司法統計から読み解く競売物件の減少理由とは?
司法統計の最新版「平成29年(2017年)」からのデータ。
担保不動産事件および強制競売事件とも近年減少傾向にあります。
その理由とは・・・。
競売物件減少の理由は2つある
ひとつは、金融機関の返済条件の緩和。
2013年のモラトリアム法終了後においても、金融機関の資金供給や貸付条件の変更などの取り組みは現在も続いていると言われています。
その証拠に、2017年~2018年3月末までの住宅ローン貸付条件の変更の実施件数は26,093件。
その前年までの条件変更受理件数の累計は約44万件になります。(金融庁発表)
そしてもうひとつの理由は、旺盛な任意売却件数の増加です。
今までは住宅ローンが払えなくなった物件のほとんどは競売により処理されていました。
ところが競売市場の拡大と認知またサービサーや専門家の登場によって、近年、競売知識の普及に伴う債権者との直接交渉による任意の売却が広く行われるようになりました。

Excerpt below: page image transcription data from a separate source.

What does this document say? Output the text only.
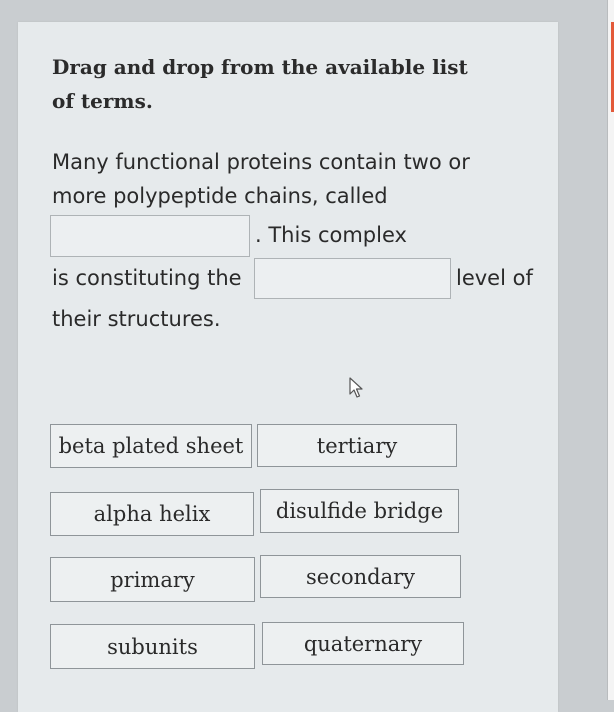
Drag and drop from the available list of terms.
Many functional proteins contain two or
more polypeptide chains, called
. This complex
is constituting the	level of
their structures.
beta plated sheet	tertiary
alpha helix	disulfide bridge
primary	secondary
subunits	quaternary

このような競売による物件取得の需要が増加したことにより、競売申立前に任意売却が促進された結果といえます。
競売取下件数はほぼ横ばいで推移している
担保不動産競売事件はリーマンショック後(2009年)に一度増加したものの、その後は減少傾向が続いています。
減少率は2017年時点で22.4%。
取下割合はほぼ例年2割の割合となっています。
同じく強制競売事件も毎年減少。2017年時点で37.3%。取下げ率はは約半分の5割となっています。
極端な金融期間の条件変更は考えられない
このような競売市況を取り巻く環境は当分は続くのではないでしょうか。
“極端な貸付条件の変更や急激な金利上昇などもあり得ないだろう”と金融機関関係者は言っています。
ただ、多くの金融機関は債権の取り立て期日をゆるくしているだけなのでこの先の動向は気を付けたいところです。
ある日、突然に延命措置が解除され大量の競売物件が市場にあふれるかも知れません。